Adada iki ayrı halk olduğunu ve bu iki ayrı halkın hiçbir zaman tek millet olmadığını dile getiren Büyükelçi Feyzioğlu,“Eğer Kıbrıs Türkeri her türlü yokluğa direnmese ve anavatan yardım yetişmese buranın da Gazze’den bir farkı olmayacaktı” dedi.
KKTC’nin evet dediği BM temsilcinin özel değil kişisel temsilci sıfatıyla çalışacağına da işaret eden Büyükelçi Feyzioğlu, özel temsilcinin kurulu nizamın baskısıyla, yaptırım içeren kararların müzakereciyi bağlamayacağını, bu nedenle kişisel temsilci olduğunu belirtti.
Büyükelçi Feyzioğlu, “Müzakerelerin başlaması değil, müzakere sürecine uygun zemin araştırılacak” diyerek, müzakerelerin yeniden başlaması için KKTC ve TC’nin ortaya koyduğu tavrın BM Genel Kurulu’nda TC Cumhurbaşkanı tarafından ifade edildiğini anımsattı.
Büyükelçi Feyzioğlu, yabancılara mal satışı konusunda da konuştu.
Büyükelçi Feyzioğlu, TC Dışişleri Bakanı Hakan Fidan ve KKTC devleti tarafından yakından takip edilen ve önlem alınması gereken bir konu olduğunu, ancak ‘Kıbrıs elden gitti, satıldı’ söylemlerinin de doğru olmadığını kaydetti.

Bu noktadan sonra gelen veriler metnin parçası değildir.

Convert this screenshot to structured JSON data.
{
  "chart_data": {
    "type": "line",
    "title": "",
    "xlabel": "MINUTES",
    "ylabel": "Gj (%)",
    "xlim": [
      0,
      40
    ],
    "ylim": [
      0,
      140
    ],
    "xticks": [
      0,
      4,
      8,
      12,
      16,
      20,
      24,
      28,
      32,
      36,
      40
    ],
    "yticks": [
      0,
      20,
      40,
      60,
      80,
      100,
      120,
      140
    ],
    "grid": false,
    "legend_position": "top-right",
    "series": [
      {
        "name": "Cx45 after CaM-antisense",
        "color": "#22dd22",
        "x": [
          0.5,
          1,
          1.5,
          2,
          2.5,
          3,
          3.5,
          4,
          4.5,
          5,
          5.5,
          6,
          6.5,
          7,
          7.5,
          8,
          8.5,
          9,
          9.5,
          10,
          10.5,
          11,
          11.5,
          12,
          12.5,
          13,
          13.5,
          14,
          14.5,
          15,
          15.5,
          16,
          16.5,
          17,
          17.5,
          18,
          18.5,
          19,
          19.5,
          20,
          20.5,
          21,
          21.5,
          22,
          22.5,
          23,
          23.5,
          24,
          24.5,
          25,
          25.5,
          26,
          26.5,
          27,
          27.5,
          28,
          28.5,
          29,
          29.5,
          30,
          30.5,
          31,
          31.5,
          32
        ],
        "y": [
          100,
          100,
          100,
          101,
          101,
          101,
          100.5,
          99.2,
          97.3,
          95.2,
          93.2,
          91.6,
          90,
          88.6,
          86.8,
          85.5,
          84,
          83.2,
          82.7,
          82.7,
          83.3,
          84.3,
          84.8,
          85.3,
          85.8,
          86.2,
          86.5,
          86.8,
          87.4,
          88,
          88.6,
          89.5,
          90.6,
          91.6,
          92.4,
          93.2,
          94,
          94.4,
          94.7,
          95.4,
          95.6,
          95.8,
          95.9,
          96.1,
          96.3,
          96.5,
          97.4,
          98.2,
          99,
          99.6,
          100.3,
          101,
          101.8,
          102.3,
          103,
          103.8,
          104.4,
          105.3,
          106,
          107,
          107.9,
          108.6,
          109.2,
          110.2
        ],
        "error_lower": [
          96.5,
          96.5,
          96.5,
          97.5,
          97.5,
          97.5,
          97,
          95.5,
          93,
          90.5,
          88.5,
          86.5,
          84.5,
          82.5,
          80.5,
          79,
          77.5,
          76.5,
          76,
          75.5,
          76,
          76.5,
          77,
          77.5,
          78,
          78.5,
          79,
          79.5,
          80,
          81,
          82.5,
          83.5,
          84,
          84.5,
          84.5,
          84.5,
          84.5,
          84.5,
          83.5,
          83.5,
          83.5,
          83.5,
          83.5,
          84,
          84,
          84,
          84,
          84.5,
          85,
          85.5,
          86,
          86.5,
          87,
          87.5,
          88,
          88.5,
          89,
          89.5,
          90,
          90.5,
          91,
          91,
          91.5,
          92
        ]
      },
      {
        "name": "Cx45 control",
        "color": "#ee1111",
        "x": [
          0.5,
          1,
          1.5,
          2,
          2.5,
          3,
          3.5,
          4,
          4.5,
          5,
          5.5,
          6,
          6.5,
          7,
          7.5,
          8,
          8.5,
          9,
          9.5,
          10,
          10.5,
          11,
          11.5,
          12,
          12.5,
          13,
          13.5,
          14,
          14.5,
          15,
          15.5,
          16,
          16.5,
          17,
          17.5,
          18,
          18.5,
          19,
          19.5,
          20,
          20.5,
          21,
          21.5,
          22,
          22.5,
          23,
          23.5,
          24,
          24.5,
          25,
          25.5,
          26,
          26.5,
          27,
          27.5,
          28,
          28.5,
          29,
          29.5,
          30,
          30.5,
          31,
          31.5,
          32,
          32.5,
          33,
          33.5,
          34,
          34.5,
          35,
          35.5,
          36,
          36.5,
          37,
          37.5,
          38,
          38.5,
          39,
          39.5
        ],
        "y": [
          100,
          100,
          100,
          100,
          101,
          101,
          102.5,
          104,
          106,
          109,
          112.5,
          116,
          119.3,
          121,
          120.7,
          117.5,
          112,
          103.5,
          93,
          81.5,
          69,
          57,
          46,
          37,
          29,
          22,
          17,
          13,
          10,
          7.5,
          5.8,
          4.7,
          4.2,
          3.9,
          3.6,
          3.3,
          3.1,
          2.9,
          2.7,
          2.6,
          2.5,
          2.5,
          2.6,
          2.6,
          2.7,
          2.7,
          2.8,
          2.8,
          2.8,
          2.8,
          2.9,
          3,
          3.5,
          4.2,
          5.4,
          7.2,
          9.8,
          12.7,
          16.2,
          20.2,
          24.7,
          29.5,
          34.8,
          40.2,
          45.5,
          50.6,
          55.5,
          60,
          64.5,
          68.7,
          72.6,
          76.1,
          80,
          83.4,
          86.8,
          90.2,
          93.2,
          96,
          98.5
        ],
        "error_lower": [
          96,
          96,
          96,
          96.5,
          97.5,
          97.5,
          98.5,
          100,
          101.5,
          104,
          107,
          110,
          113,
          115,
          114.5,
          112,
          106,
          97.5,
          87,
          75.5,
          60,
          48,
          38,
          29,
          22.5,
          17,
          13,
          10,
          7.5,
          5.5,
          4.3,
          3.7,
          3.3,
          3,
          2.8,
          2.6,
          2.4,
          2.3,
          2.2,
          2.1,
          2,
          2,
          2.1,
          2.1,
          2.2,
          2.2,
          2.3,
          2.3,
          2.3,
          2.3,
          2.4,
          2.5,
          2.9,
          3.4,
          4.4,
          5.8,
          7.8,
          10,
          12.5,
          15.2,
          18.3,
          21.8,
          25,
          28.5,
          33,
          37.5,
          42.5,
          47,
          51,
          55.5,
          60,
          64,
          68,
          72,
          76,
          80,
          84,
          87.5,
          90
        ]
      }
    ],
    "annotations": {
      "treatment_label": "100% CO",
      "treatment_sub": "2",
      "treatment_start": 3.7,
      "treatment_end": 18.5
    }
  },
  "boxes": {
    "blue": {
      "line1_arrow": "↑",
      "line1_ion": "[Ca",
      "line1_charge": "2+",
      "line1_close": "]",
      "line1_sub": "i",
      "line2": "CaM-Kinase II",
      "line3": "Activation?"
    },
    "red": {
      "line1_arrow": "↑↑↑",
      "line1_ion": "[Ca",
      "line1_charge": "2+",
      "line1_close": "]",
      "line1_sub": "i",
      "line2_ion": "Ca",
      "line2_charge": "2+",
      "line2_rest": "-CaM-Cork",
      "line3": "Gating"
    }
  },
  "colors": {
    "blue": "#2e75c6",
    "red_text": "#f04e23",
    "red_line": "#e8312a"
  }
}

Turizm, Kültür, Gençlik ve Çevre Bakanı Fikri Ataoğlu da Kuzey Kıbrıs Türk Cumhuriyeti’nin tanınması ve tanıtılması için, ellerinden gelen her çabayı yaptıklarını ifade etti.
Kuzey Kıbrıs’ın sesinin duyulması için ikincisi düzenlenen çalıştayın önemine vurgu yapan Bakan Ataoğlu, 3 gün sürecek çalıştayda, çıkacak sonuç raporunun yol haritası olacağını kaydetti.
Ataoğlu, Kuzey Kıbrıs Türk Cumhuriyeti’nin bugünlere zor mücadelelerle geldiğini de anımsatarak, “Biz bugün eğer başımız dik yürüyorsak, söylemek isteğimizi ifade etmekte herhangi bir sıkıntı yaşamıyorsak, bu anavatan Türkiye sayesindedir” dedi.
Çalıştayın açılışında son konuşmayı Cumhurbaşkanı Ersin Tatar yaptı.
Cumhurbaşkanı Tatar, Kıbrıs Türkü’nün büyük Türk Devletinin parçası olduğunun altını çizdi.
Cumhurbaşkanı Tatar, “bundan böyle Kıbrıs meselesi değil, milli dava denilmesi gerekir çünkü Anavatan Türkiye’nin Kıbrıs’a gelmesi ile Kıbrıs meslesi sona ermiştir” dedi.
KKTC’nin egemen bir devlet olarak milli menfaatlarına ve bekasına zarar verilmemesi için dikkat edilmesi gerektiğini anlatan Tatar, özellikle toprağının korunması konusunun önemli olduğunu vurguladı.
Kıbrıs Türk halkının kendi kurum ve kuruluşlarıyla KKTC’nin menfaatlarını koruyabilecek kapasitede olduğunun altını çizen Cumhurbaşkanı Tatar, medya mensuplarının da haber yaparken buna dikkat etmesi gerektiğini söyledi.
“Mücadelemiz Kuzey Kıbrıs Türk Cumhuriyeti’nin yaşatılmasıdır, medyamızın da bu yönde çaba sarfetmesini istiyoruz” diyen Tatar, ancak son zamanlarda Kıbrıs Türkünün iradesinin başkalarına satıldığını savunan haberlerin yapıldığını bunun da kendisini çok üzdüğünü ifade etti.